On Yom Kippur, one of the holiest days in the Jewish calendar, Shamir Medical Center, also known as Assaf Harofeh Medical Center, was targeted in a cyberattack that exposed email communications containing sensitive patient information. While the hospital’s core medical record system remained uncompromised, the cyberattack on Shamir Medical Center has reignited concerns over the increasing number of cyberattacks on hospitals across Israel.
According to a joint statement from the Israeli Health Ministry and the National Cyber Directorate issued on Friday, the cyberattack on Shamir Medical Center resulted in the unauthorized access and leak of hospital emails dated September 25. Some of the compromised emails reportedly included confidential patient data.
However, the hospital’s central medical data platform, known as Chameleon, which houses complete patient medical records, was not breached. Authorities confirmed that the attack was intercepted before it could penetrate this core system. Hospital officials have assured the public that all clinical operations remained unaffected, and patient care continued as usual.
Cyberattack on Shamir Medical Center and Ongoing Investigation
The cyberattack on Shamir Medical Center occurred during an attempted infiltration of the hospital’s servers on Yom Kippur, an attempt that was initially blocked. While the Health Ministry and National Cyber Directorate have managed to contain the threat, they are still investigating the possibility that some information may have been exfiltrated by hostile actors.

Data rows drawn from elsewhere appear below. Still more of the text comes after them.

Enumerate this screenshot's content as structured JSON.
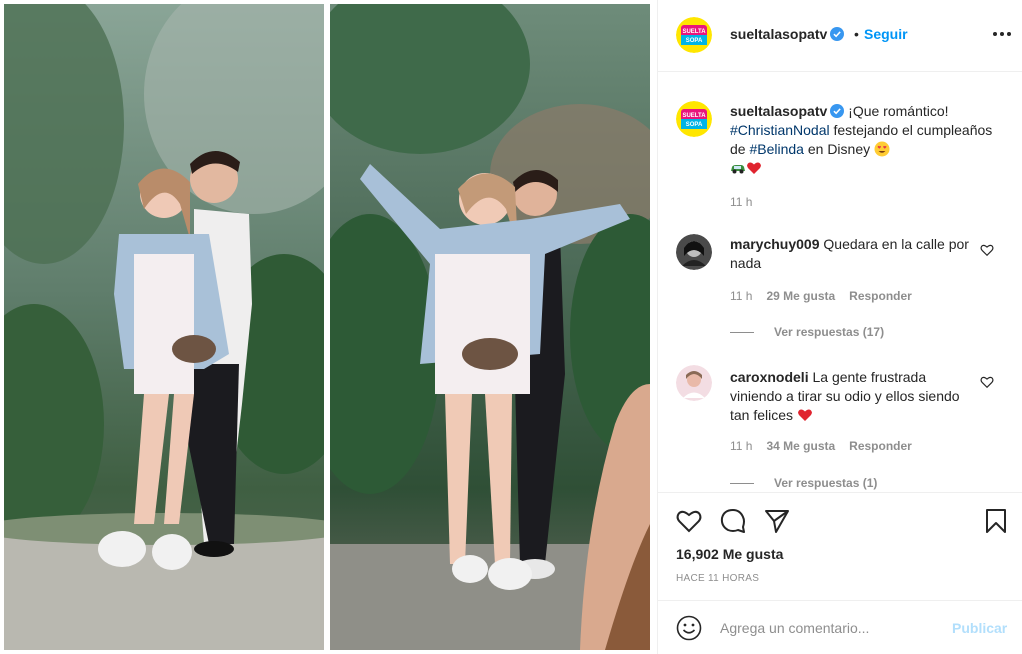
{
  "post": {
    "author": "sueltalasopatv",
    "follow_label": "Seguir",
    "separator": "•",
    "avatar_text": "SUELTA SOPA",
    "colors": {
      "accent": "#0095f6",
      "verified": "#3897f0",
      "heart": "#ed4956",
      "muted": "#8e8e8e",
      "publish_disabled": "#b2dffc"
    }
  },
  "caption": {
    "username": "sueltalasopatv",
    "text_1": "¡Que romántico! ",
    "tag_1": "#ChristianNodal",
    "text_2": " festejando el cumpleaños de ",
    "tag_2": "#Belinda",
    "text_3": " en Disney ",
    "emojis": [
      "heart-eyes-emoji",
      "car-emoji",
      "red-heart-emoji"
    ],
    "time": "11 h"
  },
  "comments": [
    {
      "username": "marychuy009",
      "text": "Quedara en la calle por nada",
      "time": "11 h",
      "likes": "29 Me gusta",
      "reply": "Responder",
      "view_replies": "Ver respuestas (17)"
    },
    {
      "username": "caroxnodeli",
      "text": "La gente frustrada viniendo a tirar su odio y ellos siendo tan felices",
      "time": "11 h",
      "likes": "34 Me gusta",
      "reply": "Responder",
      "view_replies": "Ver respuestas (1)"
    }
  ],
  "stats": {
    "likes": "16,902 Me gusta",
    "ago": "HACE 11 HORAS"
  },
  "composer": {
    "placeholder": "Agrega un comentario...",
    "publish_label": "Publicar"
  },
  "icons": [
    "heart-icon",
    "comment-icon",
    "share-icon",
    "bookmark-icon",
    "smile-icon",
    "more-icon",
    "verified-icon"
  ]
}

Cybersecurity experts, law enforcement, and government agencies are collaborating with the hospital to assess the full scope of the breach. In the meantime, the hospital has been directed to tighten its cybersecurity protocols, limit access to sensitive systems, and remain on alert for further intrusion attempts.
Russian Cybercrime Group Claims Responsibility
The Ynet news outlet reported that a cybercrime organization known as Qilin, a Russian-speaking group believed to operate out of Eastern Europe, is behind the cyberattack on Shamir Medical Center. According to Ynet, Qilin briefly disrupted a medical records system shared among hospitals in Israel, although critical operations at Shamir remained intact and have since returned to normal.
In a message reportedly posted by Qilin, the group claimed to have gained full access to the hospital’s internal systems, extracting approximately 8 terabytes of data. This cache allegedly includes patient records, internal communications, and operational information. The hackers demanded a $700,000 ransom and warned that failure to comply would result in the public release of the stolen data.
The ransom note stated:
“We have successfully infiltrated and gained full access to your systems at Shamir Hospital, the largest medical facility in Israel… Failure to comply with our demands will result in the immediate publication of all stolen data, causing irreparable damage to your institution and compromising patient privacy.”
Ynet also indicated that the ransom note included a direct message to Israeli Prime Minister Benjamin Netanyahu and his wife, although this portion was not visible in the screenshots released.
Pattern of Cyberattacks on Israeli Hospitals
This cyberattack on Shamir Medical Center is not an isolated incident. In recent years, Israel’s healthcare system has been the target of multiple cyberattacks on hospitals. In one of the most disruptive cases, Hillel Yaffe Medical Center in Hadera suffered a severe ransomware attack, forcing staff to revert to manual operations and distribute patients to other facilities.
These ongoing cyberattacks on hospitals underscore the vulnerability of critical infrastructure and the urgent need for enhanced cybersecurity measures. The Health Ministry, in cooperation with the National Cyber Directorate, has been actively working with hospitals and healthcare providers to implement stronger defenses. These efforts include stricter access controls, network segmentation, secure backups, and real-time monitoring systems. Training medical staff in basic cybersecurity hygiene has also become a priority.